I shamefully revealed in the blog that growing out my gray hair is a feeble attempt at authenticity. There’s an inexplicable mashup of identity, informed by post-50 angst combined with new-found freedom of movement, infused with teachings from my Indian family members and a journey of self-discovery.
So I’m pleased to watch the British series called Wallander (penned by Henning Mankell) that features Kenneth Branagh as a depressive Swedish detective. I’m a sucker for British detective shows (although technically this is logged under Scanda-mystery) and Wallander (Branagh) is a real mess. His face is puffy, eyes pink and swollen, and his face is unshaven. He’s overweight and overwrought. He’s thoroughly depressed. Yet he slogs onward, solving cases with slow-motion resignation.
I wonder: are there women of the same ilk that serve as role models for the post-50 set?
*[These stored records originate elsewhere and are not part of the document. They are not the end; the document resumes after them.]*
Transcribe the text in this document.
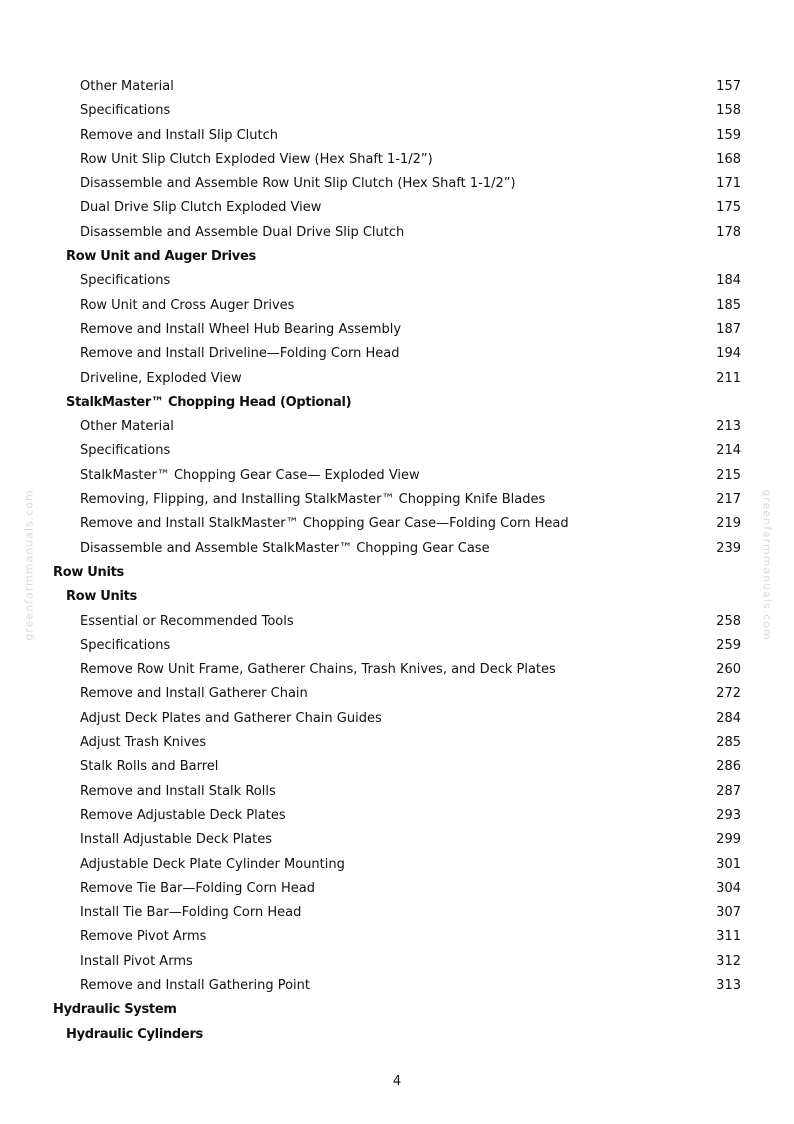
greenfarmmanuals.com	greenfarmmanuals.com
Other Material	157
Specifications	158
Remove and Install Slip Clutch	159
Row Unit Slip Clutch Exploded View (Hex Shaft 1-1/2”)	168
Disassemble and Assemble Row Unit Slip Clutch (Hex Shaft 1-1/2”)	171
Dual Drive Slip Clutch Exploded View	175
Disassemble and Assemble Dual Drive Slip Clutch	178
Row Unit and Auger Drives
Specifications	184
Row Unit and Cross Auger Drives	185
Remove and Install Wheel Hub Bearing Assembly	187
Remove and Install Driveline—Folding Corn Head	194
Driveline, Exploded View	211
StalkMaster™ Chopping Head (Optional)
Other Material	213
Specifications	214
StalkMaster™ Chopping Gear Case— Exploded View	215
Removing, Flipping, and Installing StalkMaster™ Chopping Knife Blades	217
Remove and Install StalkMaster™ Chopping Gear Case—Folding Corn Head	219
Disassemble and Assemble StalkMaster™ Chopping Gear Case	239
Row Units
Row Units
Essential or Recommended Tools	258
Specifications	259
Remove Row Unit Frame, Gatherer Chains, Trash Knives, and Deck Plates	260
Remove and Install Gatherer Chain	272
Adjust Deck Plates and Gatherer Chain Guides	284
Adjust Trash Knives	285
Stalk Rolls and Barrel	286
Remove and Install Stalk Rolls	287
Remove Adjustable Deck Plates	293
Install Adjustable Deck Plates	299
Adjustable Deck Plate Cylinder Mounting	301
Remove Tie Bar—Folding Corn Head	304
Install Tie Bar—Folding Corn Head	307
Remove Pivot Arms	311
Install Pivot Arms	312
Remove and Install Gathering Point	313
Hydraulic System
Hydraulic Cylinders
4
In the detective series Prime Suspect, Helen Mirren commands a detective squad with great authority, but she’s never unkempt. In the new North American program Harry’s Law, Kathy Bates plays an attorney pushing 60 who is thrust into a new gambit, saving souls in the ghetto.
Like Mirren’s character, Bates is a commanding figure: a smart, no-nonsense problem-solver. But no lock is out of place and no runs in the pantyhose.
Strong, professional female television characters are a step behind men in the sense that they can’t appear slovenly and competent. While Branagh’s Wallander can hardly get out of bed in the morning, the lawyer Bates plays can’t miss a beat or she’ll be mowed down by attorneys and judges, not to mention the neighborhood gangs.
One exception is Holly Hunter’s bravura performance of Grace Hanadarko (the character is part American Indian, by the way), a cop in the cable-drama Saving Grace. She’s battered by heavy drinking and smoking, and invites strangers home to her bed, in the same vein as male cop icons.
But Grace isn’t in her 50s: she still cute and sexy; she wears her jeans tight, her hair long, and drives a Porsche. Her character reframes the madonna-whore to angel-whore (angels are important to the story line). She wakes up in backseat of her car after a night of heavy drinking and finds her brassiere stuck to the windshield wiper. Slovenly, but cute, and yet another chance to see Hunter’s perfect body, topless.
But I’m still waiting for a female role model for my generation: competent, powerful, loving, smart, gray-haired, wrinkled, paunchy, and, yes, slovenly.
Do you realize that you have described yourself in that last paragraph? Well, minus the paunchy and slovenly. You are a role model to many of us.
LikeLike
That’s a kind thought! Thanks! I will try better to be slovenly.